Her son Ahmad Saleem, now 26, works as a clerk in the Deputy Commissioner’s office. He says he knew practicing journalism was full of risks. “Writing the truth is not easy.” He recalls his father telling him in 2008 that things were becoming difficult for journalists.
Little did Saleem know life would be so hard. With his father dead, he had to shoulder responsibilities at a very young age to help the family get back on its feet.
“We faced a lot of problems after his death; the greatest being the expenditure of my siblings’ education. My uncles helped but it is hard to ask.”
Saleem is lucky to get a job, thanks to the efforts of the local journalists and the chief minister.
Despite the job, the family faced financial hardship. There was no support forthcoming from any organization - only sympathies. The news organizations Tahir worked for offered no monetary help, nor did the government. It was a financial nightmare.

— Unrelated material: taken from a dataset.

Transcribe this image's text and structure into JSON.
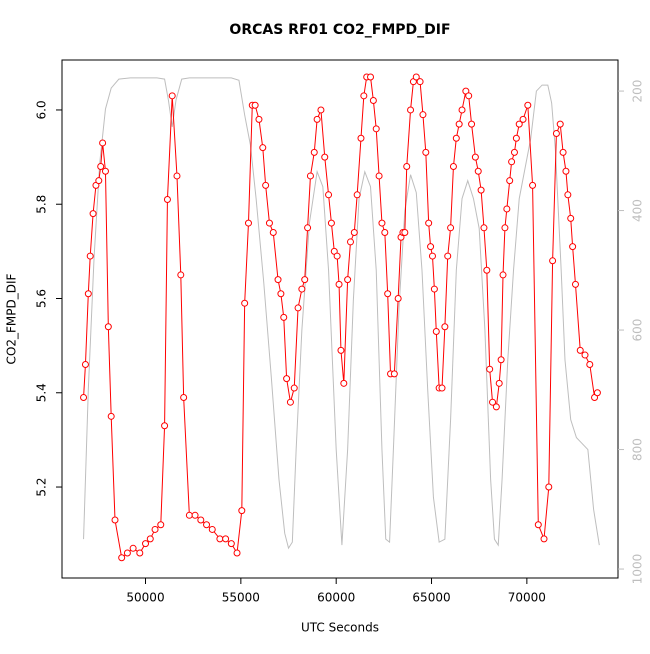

Parveen had submitted her papers for a job as a health worker when her husband was alive. “I was called for four-month training after his death. I had never ventured out of the home before and it was tough for me; also because the kids were small.”
The biggest issue for her was the children’s education. “Educating the kids was a challenge, and it was difficult to make ends meet due to inflation.” Had they received her husband’s full pay, she retorts, as the families of slain security forces personnel do, it would not have been so distressing.
Parveen demands the government provide support to her children considering Tahir was killed in line the of duty. “We deserve assistance and my children support with their education.”